À l’occasion de la Journée internationale du travail, le ministre du Travail et des Relations industrielles, Reza Uteem, détaille les priorités de son ministère : réformes du droit du travail, relance du dialogue social, santé mentale en entreprise et gestion de la pénurie de main-d’œuvre. Il veut mettre la santé mentale et les réformes du travail au centre des préoccupations. Dans l’entretien qui suit, il revient également sur les tensions politiques au MMM et les défis économiques à venir.
Vous avez organisé cette semaine un atelier de travail. Pouvez-vous nous expliquer dans quel contexte il s’inscrit ?

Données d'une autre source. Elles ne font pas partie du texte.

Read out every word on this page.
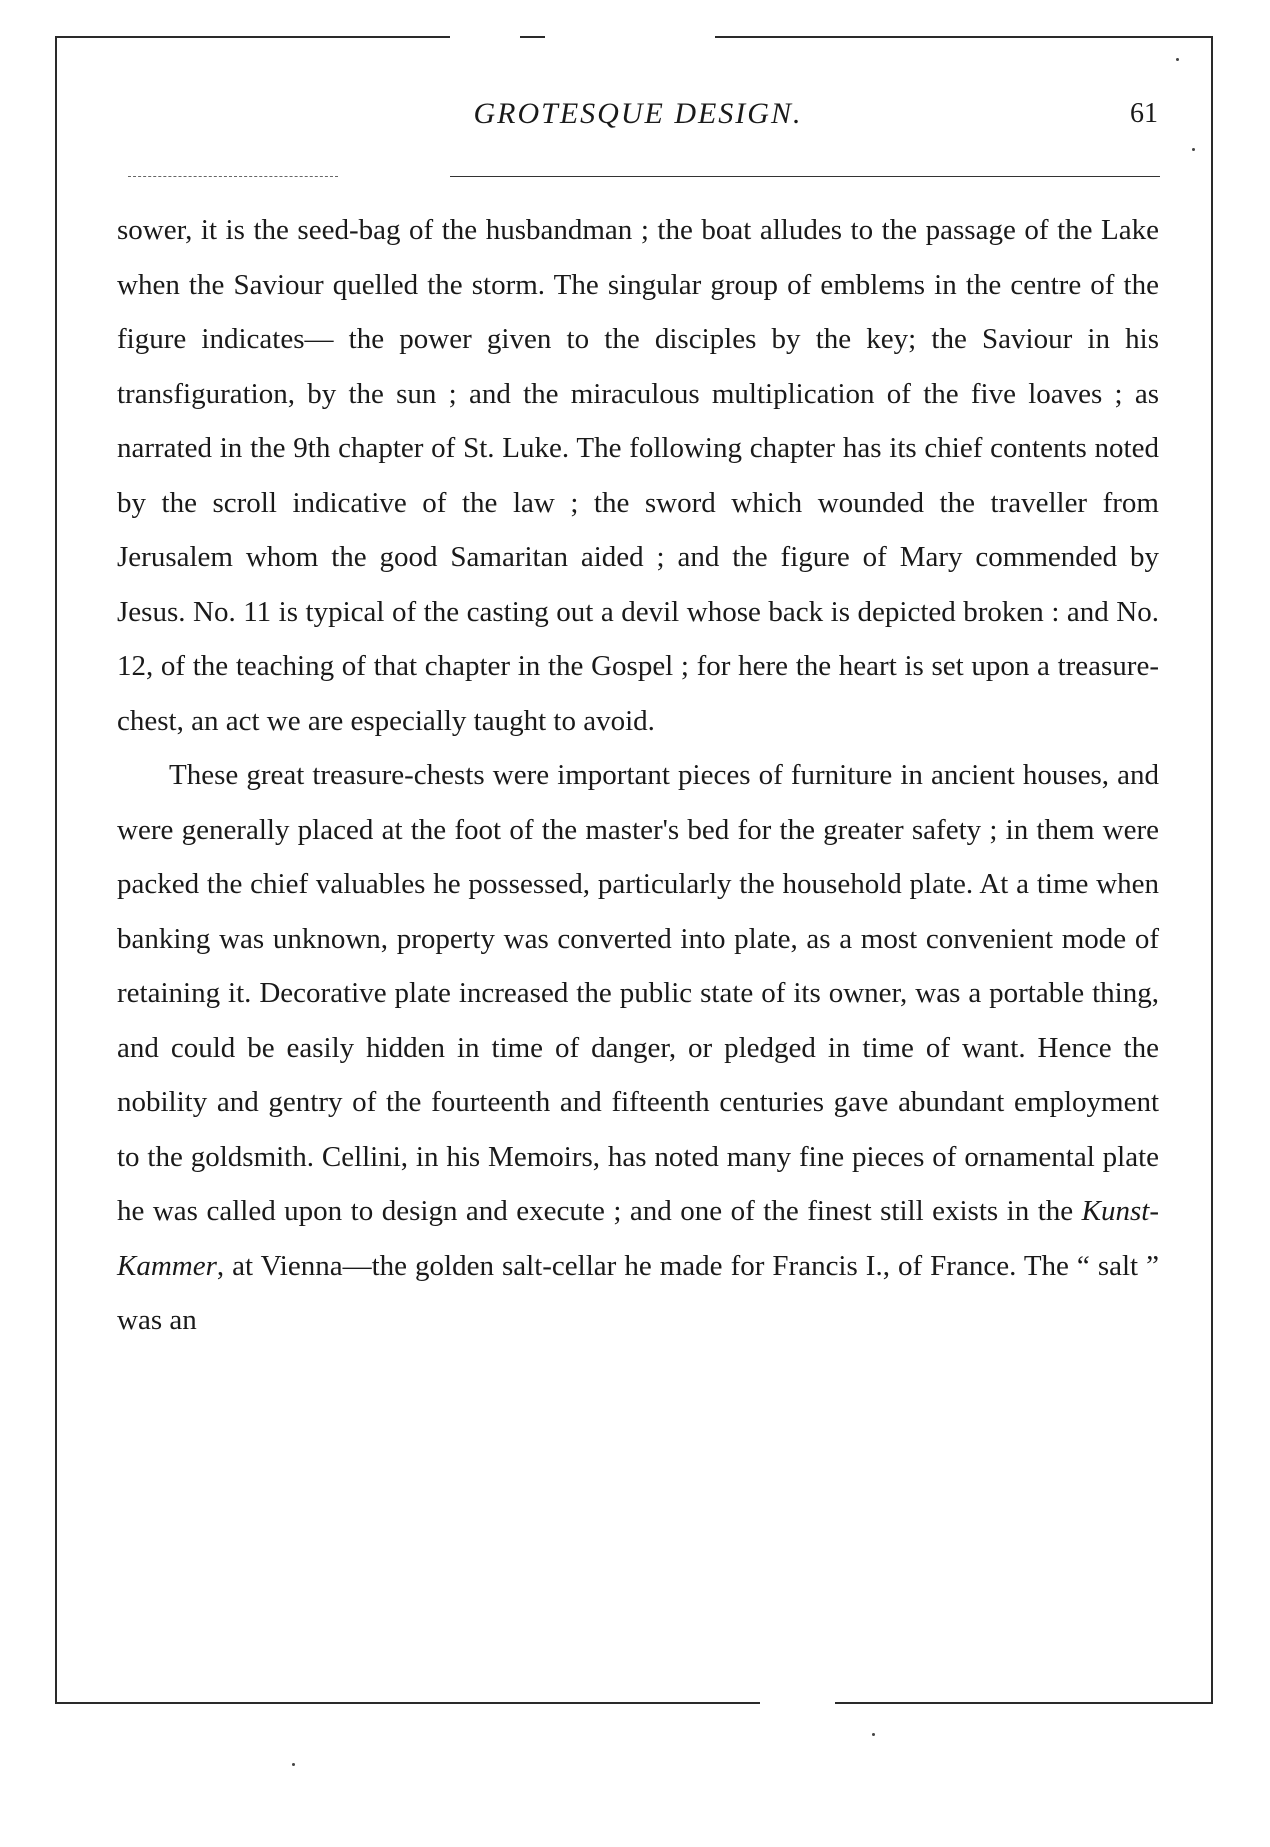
GROTESQUE DESIGN.	61

sower, it is the seed-bag of the husbandman ; the boat alludes to the passage of the Lake when the Saviour quelled the storm. The singular group of emblems in the centre of the figure indicates— the power given to the disciples by the key; the Saviour in his transfiguration, by the sun ; and the miraculous multiplication of the five loaves ; as narrated in the 9th chapter of St. Luke. The following chapter has its chief contents noted by the scroll indicative of the law ; the sword which wounded the traveller from Jerusalem whom the good Samaritan aided ; and the figure of Mary commended by Jesus. No. 11 is typical of the casting out a devil whose back is depicted broken : and No. 12, of the teaching of that chapter in the Gospel ; for here the heart is set upon a treasure-chest, an act we are especially taught to avoid.

These great treasure-chests were important pieces of furniture in ancient houses, and were generally placed at the foot of the master's bed for the greater safety ; in them were packed the chief valuables he possessed, particularly the household plate. At a time when banking was unknown, property was converted into plate, as a most convenient mode of retaining it. Decorative plate increased the public state of its owner, was a portable thing, and could be easily hidden in time of danger, or pledged in time of want. Hence the nobility and gentry of the fourteenth and fifteenth centuries gave abundant employment to the goldsmith. Cellini, in his Memoirs, has noted many fine pieces of ornamental plate he was called upon to design and execute ; and one of the finest still exists in the Kunst-Kammer, at Vienna—the golden salt-cellar he made for Francis I., of France. The “ salt ” was an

Cet atelier s’inscrit dans une semaine d’activités organisée par mon ministère à l’occasion de la Journée internationale du travail du 1er mai. L’objectif n’était pas uniquement symbolique, mais bien de créer un véritable espace de réflexion et de consultation autour des grands enjeux du monde du travail. Nous avons commencé cette démarche par une mission à Rodrigues, où nous avons tenu une série de séances de travail avec le commissaire, les chefs de départements ainsi que les membres de la commission responsables du Travail et de l’Emploi. Nous avons également rencontré les syndicats de Rodrigues. Cette étape était essentielle pour mieux comprendre les réalités spécifiques du marché du travail dans l’île. L’idée est de renforcer la coopération entre Maurice et Rodrigues afin d’améliorer les conditions des travailleurs rodriguais et de faciliter la gestion des conflits avec les employeurs mauriciens.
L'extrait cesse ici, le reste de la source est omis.